The active mitigation model and its problems
Of course, the problem with the current DK model is that, just as most tanks will sacrifice threat stats to increase survivability, it's very compelling for DK tanks to hoard their resources (runes and runic power) to use Death Strike over and over again. In short, giving tanks the model of managing resources to maximize survival while also making threat effectively trivial means it is very likely for tanks to hoard their resources and only use the survival ability. The biggest threat of a system that combines resource management for survival and a complete loss of threat mechanics is if that system doesn't have significant options that will make tanks have to make decisions. Even now, DK tanks often spam Death Strike every single time the runes allow, and that's not choice any more than the old days of warrior tanks hitting Shield Block every 6 seconds to push Crushing Blows off the table was choice. It's not choice if you never decide not to do it. That design was admittedly not compelling or fun, and neither is spamming Death Strike.
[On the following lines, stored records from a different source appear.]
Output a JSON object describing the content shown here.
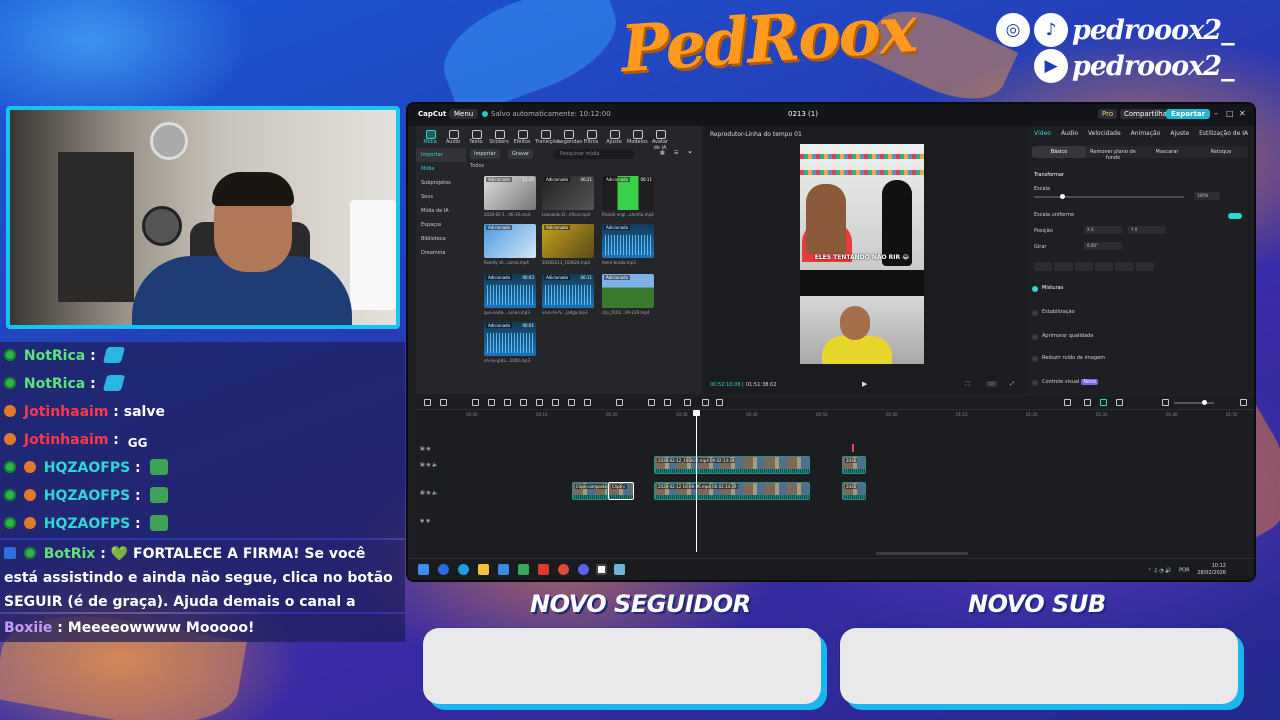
{
  "brand": {
    "name": "PedRoox"
  },
  "socials": [
    {
      "icons": [
        "instagram-icon",
        "tiktok-icon"
      ],
      "handle": "pedrooox2_"
    },
    {
      "icons": [
        "youtube-icon"
      ],
      "handle": "pedrooox2_"
    }
  ],
  "chat": [
    {
      "badges": [
        "verified"
      ],
      "user": "NotRica",
      "sep": ":",
      "text": "",
      "emote": "hype-emote",
      "user_color": "#5fe27a"
    },
    {
      "badges": [
        "verified"
      ],
      "user": "NotRica",
      "sep": ":",
      "text": "",
      "emote": "hype-emote",
      "user_color": "#5fe27a"
    },
    {
      "badges": [
        "vip"
      ],
      "user": "Jotinhaaim",
      "sep": ":",
      "text": "salve",
      "emote": "",
      "user_color": "#ff3848"
    },
    {
      "badges": [
        "vip"
      ],
      "user": "Jotinhaaim",
      "sep": ":",
      "text": "",
      "emote": "GG",
      "user_color": "#ff3848"
    },
    {
      "badges": [
        "verified",
        "vip"
      ],
      "user": "HQZAOFPS",
      "sep": ":",
      "text": "",
      "emote": "frog-emote",
      "user_color": "#31d6d6"
    },
    {
      "badges": [
        "verified",
        "vip"
      ],
      "user": "HQZAOFPS",
      "sep": ":",
      "text": "",
      "emote": "frog-emote",
      "user_color": "#31d6d6"
    },
    {
      "badges": [
        "verified",
        "vip"
      ],
      "user": "HQZAOFPS",
      "sep": ":",
      "text": "",
      "emote": "frog-emote",
      "user_color": "#31d6d6"
    },
    {
      "badges": [
        "broadcaster",
        "verified"
      ],
      "user": "BotRix",
      "sep": ":",
      "text": "💚 FORTALECE A FIRMA! Se você está assistindo e ainda não segue, clica no botão SEGUIR (é de graça). Ajuda demais o canal a crescer! 📈",
      "emote": "",
      "user_color": "#5fe27a"
    },
    {
      "badges": [],
      "user": "Boxiie",
      "sep": ":",
      "text": "Meeeeowwww Mooooo!",
      "emote": "",
      "user_color": "#c49bff"
    }
  ],
  "editor": {
    "titlebar": {
      "app": "CapCut",
      "menu": "Menu",
      "saved": "Salvo automaticamente: 10:12:00",
      "project": "0213 (1)",
      "pro": "Pro",
      "share": "Compartilhar",
      "export": "Exportar"
    },
    "media_tabs": [
      "Mídia",
      "Áudio",
      "Texto",
      "Stickers",
      "Efeitos",
      "Transições",
      "Legendas",
      "Filtros",
      "Ajuste",
      "Modelos",
      "Avatar de IA"
    ],
    "media_side": [
      "Importar",
      "Mídia",
      "Subprojetos",
      "Seus",
      "Mídia de IA",
      "Espaços",
      "Biblioteca",
      "Dreamina"
    ],
    "media_bar": {
      "import": "Importar",
      "record": "Gravar",
      "search_placeholder": "Pesquisar mídia"
    },
    "media_all": "Todos",
    "media_items": [
      {
        "tag": "Adicionado",
        "dur": "12:25",
        "name": "2026-02-1...06-36.mp4",
        "kind": "video"
      },
      {
        "tag": "Adicionado",
        "dur": "00:21",
        "name": "Leonardo D...rifical.mp4",
        "kind": "video"
      },
      {
        "tag": "Adicionado",
        "dur": "00:11",
        "name": "Risada engl...ahorita.mp4",
        "kind": "video"
      },
      {
        "tag": "Adicionado",
        "dur": "",
        "name": "Reality sh...carna.mp4",
        "kind": "video"
      },
      {
        "tag": "Adicionado",
        "dur": "",
        "name": "20260213_160024.mp4",
        "kind": "video"
      },
      {
        "tag": "Adicionado",
        "dur": "",
        "name": "hmm-bruda.mp3",
        "kind": "audio"
      },
      {
        "tag": "Adicionado",
        "dur": "00:03",
        "name": "que-onda-...aman.mp3",
        "kind": "audio"
      },
      {
        "tag": "Adicionado",
        "dur": "00:11",
        "name": "voce-te-fu...jadga.mp3",
        "kind": "audio"
      },
      {
        "tag": "Adicionado",
        "dur": "",
        "name": "clip_0162...09-239.mp4",
        "kind": "video"
      },
      {
        "tag": "Adicionado",
        "dur": "00:01",
        "name": "oh-no-gato...2020.mp3",
        "kind": "audio"
      }
    ],
    "player": {
      "header": "Reprodutor-Linha do tempo 01",
      "caption": "ELES TENTANDO NÃO RIR 😂",
      "current": "00:52:10:08",
      "total": "01:51:38:02"
    },
    "props": {
      "tabs": [
        "Vídeo",
        "Áudio",
        "Velocidade",
        "Animação",
        "Ajuste",
        "Estilização de IA"
      ],
      "subtabs": [
        "Básico",
        "Remover plano de fundo",
        "Mascarar",
        "Retoque"
      ],
      "transform": "Transformar",
      "scale_label": "Escala",
      "scale_value": "100%",
      "uniform_scale": "Escala uniforme",
      "position_label": "Posição",
      "pos_x_label": "X",
      "pos_x": "0",
      "pos_y_label": "Y",
      "pos_y": "0",
      "rotate_label": "Girar",
      "rotate_value": "0.00°",
      "blend": "Misturas",
      "stabilize": "Estabilização",
      "enhance": "Aprimorar qualidade",
      "denoise": "Reduzir ruído de imagem",
      "visual_control": "Controle visual",
      "badge": "Novo"
    },
    "timeline": {
      "ruler": [
        "00:00",
        "00:10",
        "00:20",
        "00:30",
        "00:40",
        "00:50",
        "01:00",
        "01:10",
        "01:20",
        "01:30",
        "01:40",
        "01:50"
      ],
      "clips": [
        {
          "label": "2026-02-12_160024.mp4  00:02:14:29"
        },
        {
          "label": "Clipe composto"
        },
        {
          "label": "Clipe c"
        },
        {
          "label": "2026-02-12 16-06-36.mp4  00:02:14:29"
        },
        {
          "label": "2026"
        },
        {
          "label": "2026"
        }
      ]
    },
    "taskbar": {
      "lang": "POR",
      "time": "10:12",
      "date": "28/02/2026"
    }
  },
  "alerts": {
    "follower": "NOVO SEGUIDOR",
    "sub": "NOVO SUB"
  }
}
One possibility is to give each tank two or three ways to increase survivability, perhaps keying these options into current offensive moves. At present, a warrior tank has three major debuffs that increase her survivability and/or threat (Demoralizing Shout and Thunder Clap reduce the enemy attack power and attack speed respectively, while Devastate applies Sunder Armor, reducing enemy armor and increasing the party or raid's damage) while also managing his or her threat moves. In order to retain the complexity of the warrior rotation, you could easily imagine extending the system already in place, where offensive moves like Thunder Clap or Devastate also provide survival. Shield Slam, for instance, could provide the warrior with an increased chance to block after it lands, while Revenge could boost parry similarly.
Instead of having one ability like Death Strike that fills every niche, spread the survival out amoung several and make it so the tank can choose which he wants to use for the situation. By using current attacks to provide specific kinds of survival boosts, the tank could choose between using them in order to increase his or her chance to endure specific kinds of damage. Making Spell Reflection provide direct magic damage reduction and a chance to reflect some damage back to a tanked target versus using Shield Slam to increase your block when tanking a fast swinging physical mob would be a way for a good tank to distinguish himself or herself.
This is just one possibility, of course. What we know is that we'll need to watch all four tanks to determine how their redesigns play into this new active mitigation model. Feral druids could become a particular sticking point for a couple of reasons. One, their gear is already DPS leather; they don't have nearly as many options to dump threat stats as the plate tanks do and end up taking a survival hit. Two, they could end up generating ridiculously higher amounts of threat for the same reason. It's not impossible to imagine ways to design around it, but it's just one issue out of a great many that this new approach to tanking design will bring to the fore.
If you're a tank or considering becoming one, patch 4.3 promises to be interesting indeed. Get ready to relearn tanking again.